The fringe of his mullet had gotten wet and was stuck together like the feathers of a sick bird. He trained his gaze on the cork in the water. What does it want from me?
What does what want from you? Lewis said.
Bloor nodded at the cork. That.
He’s drunk, Jill said. We don’t have to answer him.
Bloor drained his glass. How did your partner’s nose turn blue, Ranger Lewis?
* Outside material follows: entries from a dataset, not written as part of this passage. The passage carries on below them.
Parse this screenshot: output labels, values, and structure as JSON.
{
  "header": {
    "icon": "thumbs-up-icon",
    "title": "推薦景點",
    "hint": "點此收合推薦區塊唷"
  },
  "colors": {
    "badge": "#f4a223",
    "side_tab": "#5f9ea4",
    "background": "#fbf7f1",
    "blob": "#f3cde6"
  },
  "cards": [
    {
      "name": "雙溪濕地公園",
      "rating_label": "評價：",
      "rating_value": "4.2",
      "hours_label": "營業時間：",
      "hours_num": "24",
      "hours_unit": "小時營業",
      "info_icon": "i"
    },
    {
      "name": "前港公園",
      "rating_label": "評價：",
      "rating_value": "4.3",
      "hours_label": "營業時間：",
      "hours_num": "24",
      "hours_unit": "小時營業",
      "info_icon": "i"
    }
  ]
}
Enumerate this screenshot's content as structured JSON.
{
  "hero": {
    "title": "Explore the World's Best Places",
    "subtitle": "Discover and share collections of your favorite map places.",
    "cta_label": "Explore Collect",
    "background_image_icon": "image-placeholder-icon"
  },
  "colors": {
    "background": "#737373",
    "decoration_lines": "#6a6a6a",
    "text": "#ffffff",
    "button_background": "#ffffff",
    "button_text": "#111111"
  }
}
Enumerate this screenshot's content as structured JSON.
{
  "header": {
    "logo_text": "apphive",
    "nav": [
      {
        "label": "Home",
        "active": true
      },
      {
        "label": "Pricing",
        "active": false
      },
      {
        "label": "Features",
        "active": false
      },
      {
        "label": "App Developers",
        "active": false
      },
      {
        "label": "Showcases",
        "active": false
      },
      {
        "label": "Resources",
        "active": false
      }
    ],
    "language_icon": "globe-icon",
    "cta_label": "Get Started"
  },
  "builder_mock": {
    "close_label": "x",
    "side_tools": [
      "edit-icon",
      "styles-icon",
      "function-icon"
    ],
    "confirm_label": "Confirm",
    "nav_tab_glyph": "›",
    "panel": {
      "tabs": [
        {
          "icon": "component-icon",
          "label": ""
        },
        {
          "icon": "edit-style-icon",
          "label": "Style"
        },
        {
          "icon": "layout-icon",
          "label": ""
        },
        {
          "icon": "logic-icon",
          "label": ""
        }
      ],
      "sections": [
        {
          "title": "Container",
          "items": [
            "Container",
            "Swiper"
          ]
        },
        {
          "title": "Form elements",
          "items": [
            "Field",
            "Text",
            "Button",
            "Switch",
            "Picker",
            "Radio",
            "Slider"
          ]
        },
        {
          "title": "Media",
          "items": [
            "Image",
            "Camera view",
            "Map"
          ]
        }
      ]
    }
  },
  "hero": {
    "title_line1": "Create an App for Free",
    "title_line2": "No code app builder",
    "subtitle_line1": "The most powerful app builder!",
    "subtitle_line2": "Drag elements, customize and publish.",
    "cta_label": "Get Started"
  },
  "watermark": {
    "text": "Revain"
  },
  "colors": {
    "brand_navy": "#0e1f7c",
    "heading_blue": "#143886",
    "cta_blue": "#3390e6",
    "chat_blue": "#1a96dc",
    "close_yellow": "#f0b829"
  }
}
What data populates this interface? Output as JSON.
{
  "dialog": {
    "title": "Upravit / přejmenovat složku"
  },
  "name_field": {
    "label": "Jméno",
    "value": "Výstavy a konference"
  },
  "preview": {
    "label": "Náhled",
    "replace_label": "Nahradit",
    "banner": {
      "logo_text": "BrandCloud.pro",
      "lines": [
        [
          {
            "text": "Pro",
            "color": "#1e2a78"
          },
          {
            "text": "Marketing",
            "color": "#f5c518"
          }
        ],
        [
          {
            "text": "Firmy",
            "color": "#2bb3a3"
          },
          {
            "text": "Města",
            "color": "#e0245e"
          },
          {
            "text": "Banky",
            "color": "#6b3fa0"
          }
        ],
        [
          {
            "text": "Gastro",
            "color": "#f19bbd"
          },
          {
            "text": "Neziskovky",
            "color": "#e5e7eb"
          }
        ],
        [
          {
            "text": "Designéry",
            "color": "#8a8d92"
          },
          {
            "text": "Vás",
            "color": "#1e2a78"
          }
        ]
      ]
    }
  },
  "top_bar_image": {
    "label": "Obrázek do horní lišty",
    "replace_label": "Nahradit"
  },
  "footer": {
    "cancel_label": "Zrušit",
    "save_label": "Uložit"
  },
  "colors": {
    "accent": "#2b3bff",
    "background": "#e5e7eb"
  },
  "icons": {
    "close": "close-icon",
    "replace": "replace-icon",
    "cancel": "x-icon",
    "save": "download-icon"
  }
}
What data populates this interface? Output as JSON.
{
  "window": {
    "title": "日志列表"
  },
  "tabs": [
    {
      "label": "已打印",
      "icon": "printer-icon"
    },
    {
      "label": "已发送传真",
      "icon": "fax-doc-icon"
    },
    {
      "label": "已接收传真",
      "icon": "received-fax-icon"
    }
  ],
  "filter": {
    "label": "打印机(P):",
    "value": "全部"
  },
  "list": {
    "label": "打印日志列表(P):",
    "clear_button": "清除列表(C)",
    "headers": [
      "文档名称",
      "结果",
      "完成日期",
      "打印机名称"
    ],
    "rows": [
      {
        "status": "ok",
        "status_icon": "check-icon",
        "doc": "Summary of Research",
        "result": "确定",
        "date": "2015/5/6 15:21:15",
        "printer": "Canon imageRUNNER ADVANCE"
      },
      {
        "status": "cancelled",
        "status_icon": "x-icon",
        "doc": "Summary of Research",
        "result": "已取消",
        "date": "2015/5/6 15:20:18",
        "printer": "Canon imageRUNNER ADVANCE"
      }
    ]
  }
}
You don’t have to talk to him.
Lewis drank off her glass. It’s all right, she
said, and told the story of how three winters ago Claude had gotten lost in a snowstorm looking for his dog. Lewis had found him at daybreak, balled up under a ventifact of sandstone with a face frostbitten nearly black, mumbling about a redheaded one-eyed shade he had seen riding a giant armadillo. His nose just hasn’t gone back to normal, Lewis said. Maybe his mind hasn’t either. I never hear the end of it about that goddamn ghost. I reckon that’s round the time I developed a real taste for merlot. Roland never liked it.
Bloor held his hand to the sky and palmed the moon. People need to do whatever it is they want to do while they still want to do it, he said. Give in to our temptations before we can’t even care enough to be tempted anymore. Someday we won’t have any temptations at all, Adelaide used to say.
Jill looked at her father and climbed from the hot tub and wrapped herself in a towel. Good night, she said, and she took with her the bottle and slid open the door. Before she went inside she glanced once over her shoulder and met Lewis with an expression she could not place.
Lewis raised a steaming hand from the water and bade the girl good night.
Jill slid the door to and Lewis found Bloor’s eyes walled and following his daughter through the picture window. He mouthed at the ends of his fingers like a suckling infant.
Are you feelin all right?
Are you, Ranger Lewis?
Lewis sent her eyes roving to the wild dark. The trees reeled blackly there in the wind. Mrs. Waldrip’s still out there, she said. I’ll bet she’s goddamn terrified. Just goddamn terrified. And we’re sittin drunk in a goddamn bathtub doin not a goddamn thing but talkin shit about stuff we don’t understand.
Bloor brought her to him through the water. Let’s not get upset about dead strangers tonight. He put his hand behind her neck and drew her head level with his. He did not kiss her yet but brought his lips to within half an inch of hers and told her that she was a powerful woman. He put out his tongue and licked her bottom lip. Lewis put her arms around his neck and kissed him.